File No. 861.00/2841
The Secretary of State to the Consul General at Irkutsk ( Harris )1
For your confidential information, answering your 1342 and subsequent telegrams. Small detachment of British and French troops reported proceeding westward to join Czechs on the Volga. This Government, however, with great reluctance but as a matter of military necessity determined by the extraordinary efforts being made by the United States on the western front, has definitely decided it can not send American troops to Omsk or any other point in the far interior of Siberia. It has also expressed its opinion to the Allies that the Czechs should withdraw from the Volga front. At the same time the United States is making all speed to supply the Czechs in Siberia with munitions and clothing. The American troops now at Vladivostok will establish themselves at Harbin.

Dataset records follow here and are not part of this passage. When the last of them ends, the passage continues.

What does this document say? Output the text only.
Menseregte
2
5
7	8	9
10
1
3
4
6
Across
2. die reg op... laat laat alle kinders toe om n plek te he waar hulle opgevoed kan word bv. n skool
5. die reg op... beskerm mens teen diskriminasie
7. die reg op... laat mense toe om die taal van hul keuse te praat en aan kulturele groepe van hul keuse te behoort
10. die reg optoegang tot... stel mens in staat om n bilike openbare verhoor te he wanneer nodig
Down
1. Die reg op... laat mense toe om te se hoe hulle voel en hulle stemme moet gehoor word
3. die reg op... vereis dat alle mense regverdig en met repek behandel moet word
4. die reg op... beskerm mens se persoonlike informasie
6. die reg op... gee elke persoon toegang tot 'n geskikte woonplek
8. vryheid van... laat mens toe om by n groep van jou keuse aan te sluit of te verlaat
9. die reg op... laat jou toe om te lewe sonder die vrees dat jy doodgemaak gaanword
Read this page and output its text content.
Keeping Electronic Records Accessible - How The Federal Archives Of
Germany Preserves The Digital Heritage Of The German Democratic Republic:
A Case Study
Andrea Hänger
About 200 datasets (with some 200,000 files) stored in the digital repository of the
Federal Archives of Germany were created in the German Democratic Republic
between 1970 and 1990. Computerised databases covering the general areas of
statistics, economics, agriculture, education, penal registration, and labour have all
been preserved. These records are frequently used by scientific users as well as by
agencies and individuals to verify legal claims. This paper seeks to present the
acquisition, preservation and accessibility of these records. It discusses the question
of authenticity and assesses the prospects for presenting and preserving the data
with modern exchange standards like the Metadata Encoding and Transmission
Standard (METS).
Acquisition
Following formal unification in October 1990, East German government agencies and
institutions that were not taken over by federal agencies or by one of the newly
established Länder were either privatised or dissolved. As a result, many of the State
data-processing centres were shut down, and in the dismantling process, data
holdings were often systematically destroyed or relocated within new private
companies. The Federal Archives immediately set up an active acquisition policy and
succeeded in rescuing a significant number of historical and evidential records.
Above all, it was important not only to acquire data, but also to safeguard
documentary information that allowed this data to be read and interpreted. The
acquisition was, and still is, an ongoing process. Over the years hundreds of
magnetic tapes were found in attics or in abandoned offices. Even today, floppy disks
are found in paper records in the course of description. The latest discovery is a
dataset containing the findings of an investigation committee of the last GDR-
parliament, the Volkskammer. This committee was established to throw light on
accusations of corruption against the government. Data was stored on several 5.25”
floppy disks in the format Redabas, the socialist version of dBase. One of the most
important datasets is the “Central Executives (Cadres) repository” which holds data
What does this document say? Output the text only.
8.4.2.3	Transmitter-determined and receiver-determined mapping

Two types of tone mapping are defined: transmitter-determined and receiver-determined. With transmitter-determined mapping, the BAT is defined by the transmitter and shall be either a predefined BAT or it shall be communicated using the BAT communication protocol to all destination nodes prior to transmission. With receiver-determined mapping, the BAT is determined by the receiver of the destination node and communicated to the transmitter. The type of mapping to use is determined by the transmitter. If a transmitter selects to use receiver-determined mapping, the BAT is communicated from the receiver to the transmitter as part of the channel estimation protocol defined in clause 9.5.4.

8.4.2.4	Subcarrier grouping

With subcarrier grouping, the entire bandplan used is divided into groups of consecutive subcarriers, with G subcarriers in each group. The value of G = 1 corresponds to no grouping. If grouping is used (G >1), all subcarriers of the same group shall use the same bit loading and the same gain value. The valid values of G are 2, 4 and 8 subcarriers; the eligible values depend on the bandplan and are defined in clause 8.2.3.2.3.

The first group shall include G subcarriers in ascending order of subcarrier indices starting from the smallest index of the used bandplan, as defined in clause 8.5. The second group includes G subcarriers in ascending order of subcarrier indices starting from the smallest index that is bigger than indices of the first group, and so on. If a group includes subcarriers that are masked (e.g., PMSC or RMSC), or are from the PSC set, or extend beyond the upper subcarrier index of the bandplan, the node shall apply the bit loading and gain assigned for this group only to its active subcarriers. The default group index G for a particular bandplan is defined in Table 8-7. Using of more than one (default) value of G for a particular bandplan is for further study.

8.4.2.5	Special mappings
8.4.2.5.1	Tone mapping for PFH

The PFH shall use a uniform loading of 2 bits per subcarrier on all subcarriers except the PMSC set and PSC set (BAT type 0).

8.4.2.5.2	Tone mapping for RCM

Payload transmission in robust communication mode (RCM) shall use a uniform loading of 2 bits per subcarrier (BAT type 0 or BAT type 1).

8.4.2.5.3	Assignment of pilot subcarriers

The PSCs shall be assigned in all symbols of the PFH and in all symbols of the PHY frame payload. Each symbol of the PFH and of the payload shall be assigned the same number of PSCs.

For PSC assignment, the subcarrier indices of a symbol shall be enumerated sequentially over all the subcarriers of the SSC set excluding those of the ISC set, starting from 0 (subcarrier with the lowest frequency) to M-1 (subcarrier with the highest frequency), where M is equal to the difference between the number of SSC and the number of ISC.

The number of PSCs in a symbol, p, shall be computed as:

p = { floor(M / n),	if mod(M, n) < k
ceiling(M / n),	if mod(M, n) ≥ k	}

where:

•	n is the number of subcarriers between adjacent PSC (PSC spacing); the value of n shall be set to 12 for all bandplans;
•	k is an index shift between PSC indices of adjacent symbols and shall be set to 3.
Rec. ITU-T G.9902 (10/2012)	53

The Allied representatives at Washington and also the Russian Ambassador and Professor Masaryk, who represents the Czechoslovaks here, have been fully advised of the position which this Government has felt constrained to take. It was expressly made clear that this Government did not wish to intimate, even by implication, its desire to embarrass the choices of policy on the part of other governments or to set limits to their actions.
Instructions have been issued that the American forces now at Archangel, numbering approximately 5,000, are to be used only in safeguarding supplies at that point and protecting the country around them which may develop threatening conditions. For your information Ambassador Morris from Tokyo is now at Vladivostok [Page 411] and is reporting to the Department as to what measures can be taken for economic and social assistance to follow the military assistance which has now been established at Vladivostok and Archangel. It should be possible to advise you shortly of the plans adopted.